I was expecting the compiler to always make sure a function starts at ideal aligned position, using noop to fill gaps.
There's a tradeoff. It would hurt performance to align every function to 64B (the start of a cache line). Code density would go down, with more cache lines needed to hold the instructions. 16B is good, because it's the instruction fetch/decode chunk size on most recent CPUs.
Agner Fog has the low-level details for each microarch. He hasn't updated it for Broadwell, though, but the uop cache probably hasn't changed since Sandybridge. I assume there's one fairly small loop that dominates the runtime. I'm not sure exactly what to look for first. Maybe the "slow" version has some branch targets near the end of a 32B block of code (and hence near the end of a uop cacheline), leading to significantly less than 4 uops per clock coming out of the frontend.
Look at performance counters for the "slow" and "fast" versions (e.g. with perf stat ./cmd
), and see if any are different. e.g. a lot more cache misses could indicate false sharing of a cache line between threads. Also, profile and see if there's a new hotspot in the "slow" version. (e.g. with perf record ./cmd && perf report
on Linux).
How many uops/clock is the "fast" version getting? If it's above 3, frontend bottlenecks (maybe in the uop cache) that are sensitive to alignment could be the issue. Either that or L1 / uop-cache misses if different alignment means your code needs more cache lines than are available.
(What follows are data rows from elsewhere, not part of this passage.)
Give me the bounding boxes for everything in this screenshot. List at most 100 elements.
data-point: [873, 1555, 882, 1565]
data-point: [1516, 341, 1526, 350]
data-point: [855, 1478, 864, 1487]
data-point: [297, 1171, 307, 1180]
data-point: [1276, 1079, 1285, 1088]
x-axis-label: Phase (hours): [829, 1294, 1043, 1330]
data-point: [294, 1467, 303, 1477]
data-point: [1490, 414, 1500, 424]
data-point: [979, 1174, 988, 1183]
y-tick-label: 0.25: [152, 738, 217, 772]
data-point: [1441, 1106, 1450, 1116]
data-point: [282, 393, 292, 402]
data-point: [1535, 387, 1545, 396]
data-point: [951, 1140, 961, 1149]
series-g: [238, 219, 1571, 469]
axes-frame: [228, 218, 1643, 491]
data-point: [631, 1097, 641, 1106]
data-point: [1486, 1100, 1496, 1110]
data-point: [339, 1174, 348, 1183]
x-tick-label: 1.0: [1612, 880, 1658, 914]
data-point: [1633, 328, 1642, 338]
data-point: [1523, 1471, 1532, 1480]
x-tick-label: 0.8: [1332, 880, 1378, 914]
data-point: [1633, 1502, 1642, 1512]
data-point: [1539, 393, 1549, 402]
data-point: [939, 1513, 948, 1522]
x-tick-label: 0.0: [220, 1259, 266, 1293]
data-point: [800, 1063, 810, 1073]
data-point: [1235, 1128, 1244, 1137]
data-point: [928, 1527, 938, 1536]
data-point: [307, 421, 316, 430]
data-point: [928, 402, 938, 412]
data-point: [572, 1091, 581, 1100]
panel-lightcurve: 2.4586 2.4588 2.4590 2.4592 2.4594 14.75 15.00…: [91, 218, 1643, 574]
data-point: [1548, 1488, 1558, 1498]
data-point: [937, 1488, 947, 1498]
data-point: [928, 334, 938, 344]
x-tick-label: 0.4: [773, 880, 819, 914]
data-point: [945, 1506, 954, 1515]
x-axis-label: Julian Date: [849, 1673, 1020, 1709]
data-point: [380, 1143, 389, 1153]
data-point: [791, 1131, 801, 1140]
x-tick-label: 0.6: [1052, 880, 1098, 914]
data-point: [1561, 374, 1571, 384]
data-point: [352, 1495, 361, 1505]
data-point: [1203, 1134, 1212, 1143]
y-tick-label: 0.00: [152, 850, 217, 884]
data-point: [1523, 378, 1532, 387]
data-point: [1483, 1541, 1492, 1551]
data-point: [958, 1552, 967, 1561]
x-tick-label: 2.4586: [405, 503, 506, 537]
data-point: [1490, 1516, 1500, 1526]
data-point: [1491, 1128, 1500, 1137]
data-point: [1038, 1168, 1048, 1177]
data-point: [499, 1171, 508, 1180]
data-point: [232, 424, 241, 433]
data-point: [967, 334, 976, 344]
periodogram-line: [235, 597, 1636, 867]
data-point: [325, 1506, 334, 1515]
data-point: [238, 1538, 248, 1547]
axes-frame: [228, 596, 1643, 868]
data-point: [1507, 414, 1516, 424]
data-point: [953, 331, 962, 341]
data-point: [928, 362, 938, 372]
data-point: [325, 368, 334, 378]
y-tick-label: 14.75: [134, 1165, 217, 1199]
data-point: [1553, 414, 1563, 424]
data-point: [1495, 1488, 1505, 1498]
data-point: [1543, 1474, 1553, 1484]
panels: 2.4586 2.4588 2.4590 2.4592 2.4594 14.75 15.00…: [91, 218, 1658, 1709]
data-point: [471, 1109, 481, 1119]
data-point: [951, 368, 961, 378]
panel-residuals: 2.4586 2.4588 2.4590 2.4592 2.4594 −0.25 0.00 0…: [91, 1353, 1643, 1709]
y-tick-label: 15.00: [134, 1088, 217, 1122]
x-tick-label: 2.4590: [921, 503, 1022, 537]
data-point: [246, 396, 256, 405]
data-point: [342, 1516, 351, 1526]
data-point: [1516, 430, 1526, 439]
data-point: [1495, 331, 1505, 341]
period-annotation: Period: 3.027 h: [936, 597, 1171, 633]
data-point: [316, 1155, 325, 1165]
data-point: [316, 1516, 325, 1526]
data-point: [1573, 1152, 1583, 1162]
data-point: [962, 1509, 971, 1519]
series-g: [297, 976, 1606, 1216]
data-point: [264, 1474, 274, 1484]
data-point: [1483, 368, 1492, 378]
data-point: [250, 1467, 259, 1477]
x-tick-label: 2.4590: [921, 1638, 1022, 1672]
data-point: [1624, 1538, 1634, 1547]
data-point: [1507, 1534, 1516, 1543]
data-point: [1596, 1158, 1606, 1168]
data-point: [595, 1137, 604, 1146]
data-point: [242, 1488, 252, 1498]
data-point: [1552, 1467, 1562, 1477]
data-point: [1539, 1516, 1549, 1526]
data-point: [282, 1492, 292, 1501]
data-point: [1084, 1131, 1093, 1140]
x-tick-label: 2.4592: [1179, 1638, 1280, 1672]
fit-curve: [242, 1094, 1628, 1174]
Anyway, this bears repeating: use a profiler / performance counters to find the new bottleneck that the "slow" version has, but the "fast" version doesn't. Then you can spend time looking at the disassembly of that block of code. (Don't look at gcc's asm output. You need to see the alignment in the disassembly of the final binary.) Look at the 16B and 32B boundaries, since presumably they'll be in different places between the two versions, and we think that's the cause of the problem.
Alignment can also make macro-fusion fail, if a compare/jcc splits a 16B boundary exactly. Although that is unlikely in your case, since your functions are always aligned to some multiple of 16B.
re: automated tools for alignment: no, I'm not aware of anything that can look at a binary and tell you anything useful about alignment. I wish there was an editor to show groups of 4 uops and 32B boundaries alongside your code, and update as you edit.
Intel's IACA can sometimes be useful for analyzing a loop, but IIRC it doesn't know about taken branches, and I think doesn't have a sophisticated model of the frontend, which is obviously the issue if misalignment breaks performance for you.